Multiple Successive Backwards to Train each sample

Hello everyone, I am currently involved in a problem of Missing data imputation using Autoencoder for corrupted sample (randomly zeroed) and its ground_truth, which requires retraining each sample batch multiple times. So I try to use optimizer and backpropagation like this on each training times of the sample. It raised a Runtime error like this:

Blockquote “Trying to backward through the graph a second time, but the saved intermediate results have already been freed. Specify retain_graph=True when calling .backward() or autograd.grad() the first time.”

I followed and added the retain_graph=True in the backward() but it still produced an error:

Blockquote “one of the variables needed for gradient computation has been modified by an inplace operation: [torch.FloatTensor [5, 9]], which is output 0 of TBackward, is at version 9; expected version 8 instead. Hint: enable anomaly detection to find the operation that failed to compute its gradient, with torch.autograd.set_detect_anomaly(True).”

I also tried to add the hint but it actually did not work and I am being confused now. My competencies are still not enough to understand thoroughly the new situation here. Hopefully I can receive some advices from your sides, many thanks!

import torch.optim as optim
model=AutoEncoder1D(n_bus=3, latent_dim=5)
criterion = nn.MSELoss()
n_epochs=100
epsilon=1e-4
optimizer=optim.Adam(model.parameters(), lr=1e-3 ) 
err_all=[]

for i, (X_corr, X_gr) in enumerate(zip(X_corrupted, X_groundtr)):

    missing_idx = np.where(X_corr==0)[1]

    err_sample=[]  

    for j in range(n_epochs):

        # loss calculation and saving

        X_pred = model(X_corr)

        loss_epoch = criterion(X_pred, X_gr)

        err_sample.append(loss_epoch.item())

       

        # back propagation

        #with torch.autograd.set_detect_anomaly(True):

        optimizer.zero_grad()

        loss_epoch.backward()#retain_graph=True)

        optimizer.step()

       

        # updating the predicted values for missing positions

        X_corr[0][missing_idx] = X_pred[0][missing_idx]

       

        # tracking the training error

        if j % 20 == 0:

            print("MSE Training Error at {}_th epoch of {}_th sample: {}"

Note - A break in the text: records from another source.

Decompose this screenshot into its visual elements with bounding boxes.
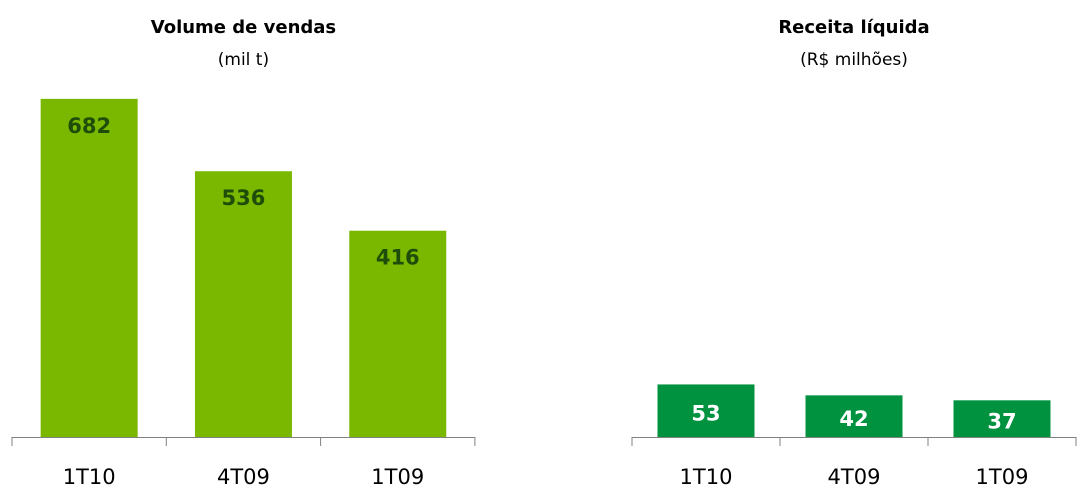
data-label: 536	[222, 186, 266, 210]
x-tick-label: 4T09	[828, 465, 881, 488]
x-tick-label: 1T10	[680, 465, 733, 488]
x-tick-label: 1T09	[976, 465, 1029, 488]
data-label: 37	[987, 410, 1016, 434]
bar	[349, 230, 447, 437]
x-tick-label: 1T09	[371, 465, 424, 488]
data-label: 416	[376, 246, 420, 270]
x-tick-label: 1T10	[63, 465, 116, 488]
chart-subtitle: (R$ milhões)	[800, 50, 908, 70]
chart-title: Receita líquida	[778, 17, 929, 38]
bar	[40, 98, 138, 437]
bar	[953, 400, 1051, 437]
x-tick-label: 4T09	[217, 465, 270, 488]
bar	[805, 395, 903, 437]
chart-subtitle: (mil t)	[218, 50, 269, 70]
data-label: 682	[67, 114, 111, 138]
data-label: 53	[691, 402, 720, 426]
data-label: 42	[839, 407, 868, 431]
bar	[194, 171, 292, 437]
bar	[657, 384, 755, 437]
chart-title: Volume de vendas	[151, 17, 336, 38]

                  .format(j, i, loss_epoch))

    err_all.append(np.max(err_sample))


I guess you are keeping the computation graph alive via:

X_corr[0][missing_idx] = X_pred[0][missing_idx]

Assuming you want to replace some values in the input without tracking the gradient history you could .detach() the right-hand side and try to assign it to X_corr.

Many thanks sir, it actually helped me a lot!
If there is anything else, it would be my honor to receive your support! I hope you have a good day!

Assuming the error is gone I don’t see anything obvious or are you still hitting the issue?